Writing in Augmented Space

In this project, you will experiment with writing in augmented space.

In essence, you will write a "walking tour" (or perhaps driving tour) that uses a place or space not as the subject of your writing, but as the medium.

Final Products

For this assignment, you'll create three different products (in this order)

  1. a written script following the formatting guidelines
  2. a podcast (a set of mobile web pages in HTML done in Dreamweaver, WordPress, etc.) that can deliver sound files (.mp3s), maps, and any other visual texts to the audience making your walk.
  3. a web site of pages that present the project to a non-mobile audience. Each page of this site will present the script and sound file for each location on the walk, as well as any contextualizing maps, images, Google Street View panoramas, and other material for a secondary audience who is not able to make the walk.

Place as Medium, Not Subject

Key to starting this project is understanding how a place can be used as the medium of a piece of writing.

A project composed on a neighborhood from your childhood could be about the families, or sports, or the influence of a television show, or the Bush administration. But your piece of writing should not be about just the neighborhood, any more than an essay is about paper, or a movie is about film, or a song lyric is about sound. The locations of the place or space--and how you have the reader move among them--is simply the "vehicle" of your thoughts.

Purpose and Genre

Your script will do the job of a conventional, written genre: a magazine feature article, a piece of fiction, a poem, an autobiographical memoir, argumentative analysis, academic essay, etc. It will realize these purposes, however, in the medium of augmented space. Like the genres mentioned above, your script should have a unified purpose, effect, and tone that is intended to move the reader in a particular way: intellectually and/or emotionally. The purpose, tone, and genre of the piece should be expressed in a well chosen title.

Juggling ("Here/Now" & "Not Here/Not Now")

Your script should use the "juggling" technique to move between the "here and now" of the place and the "not here and now": that is, ideas, information, memories, etc. that are not apparent to an audience in that location.

The juxtaposition of the "here/now" and "not here/now" is an important, synthetic means by which the place is used as a medium of writing for purposes larger than a simple tour. See the handout from Jerome Stern's Making Shapely Fiction.
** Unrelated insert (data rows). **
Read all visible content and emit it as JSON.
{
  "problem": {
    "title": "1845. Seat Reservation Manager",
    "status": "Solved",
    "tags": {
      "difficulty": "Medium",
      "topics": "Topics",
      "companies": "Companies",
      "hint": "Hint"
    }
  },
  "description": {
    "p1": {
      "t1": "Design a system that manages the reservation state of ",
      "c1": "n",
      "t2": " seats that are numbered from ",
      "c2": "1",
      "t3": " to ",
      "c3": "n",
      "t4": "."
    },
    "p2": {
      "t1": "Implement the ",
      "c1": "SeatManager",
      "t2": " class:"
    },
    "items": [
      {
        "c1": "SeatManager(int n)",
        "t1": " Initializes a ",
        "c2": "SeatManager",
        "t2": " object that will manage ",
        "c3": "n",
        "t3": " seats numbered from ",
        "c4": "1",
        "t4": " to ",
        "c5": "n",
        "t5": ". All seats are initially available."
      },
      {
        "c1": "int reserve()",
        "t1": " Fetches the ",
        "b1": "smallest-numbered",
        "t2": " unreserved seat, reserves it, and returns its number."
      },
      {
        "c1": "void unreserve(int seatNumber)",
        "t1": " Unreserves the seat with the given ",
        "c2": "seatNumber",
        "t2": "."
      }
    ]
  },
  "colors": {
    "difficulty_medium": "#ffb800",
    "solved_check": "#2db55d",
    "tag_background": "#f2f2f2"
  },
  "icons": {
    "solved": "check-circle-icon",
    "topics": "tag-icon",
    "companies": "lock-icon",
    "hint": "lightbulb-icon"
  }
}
For example, in Janet Cardiff's and George Bures Miller's "P.S. 1 Walk," Cardiff's voice leads the audience through a former public-school building, and directs them to walk "behind the stairs to the right.... Let's sit down here a minute." After instructing the audience to close their eyes, the sound effect of crickets rise up, and Cardiff remembers, "It was night, and I was walking through the barn to the house....." Sitting in the stairwell of an urban public school building in New York, we are mentally taken to the memory of a farm sometime in the narrator's past. Through physical direction, her voice (she says, "close your eyes" twice with an insistant cadence), and sound effects, she moves from the "Here/Now" to the "Not Here/Not Now").

Terms

We will use the following terms to describe the various aspects of your project:

Place: the general area that defines your WAS Project as a whole

Location: a specific spot within the place where the audience will receive a particular part of the content. Locations are defined by what your audience is able to perceive at any one moment or continuous segment of time. If your audience is walking or driving, the location might be a route or path followed, which lasts a given length of time. Your place should consist of multiple locations.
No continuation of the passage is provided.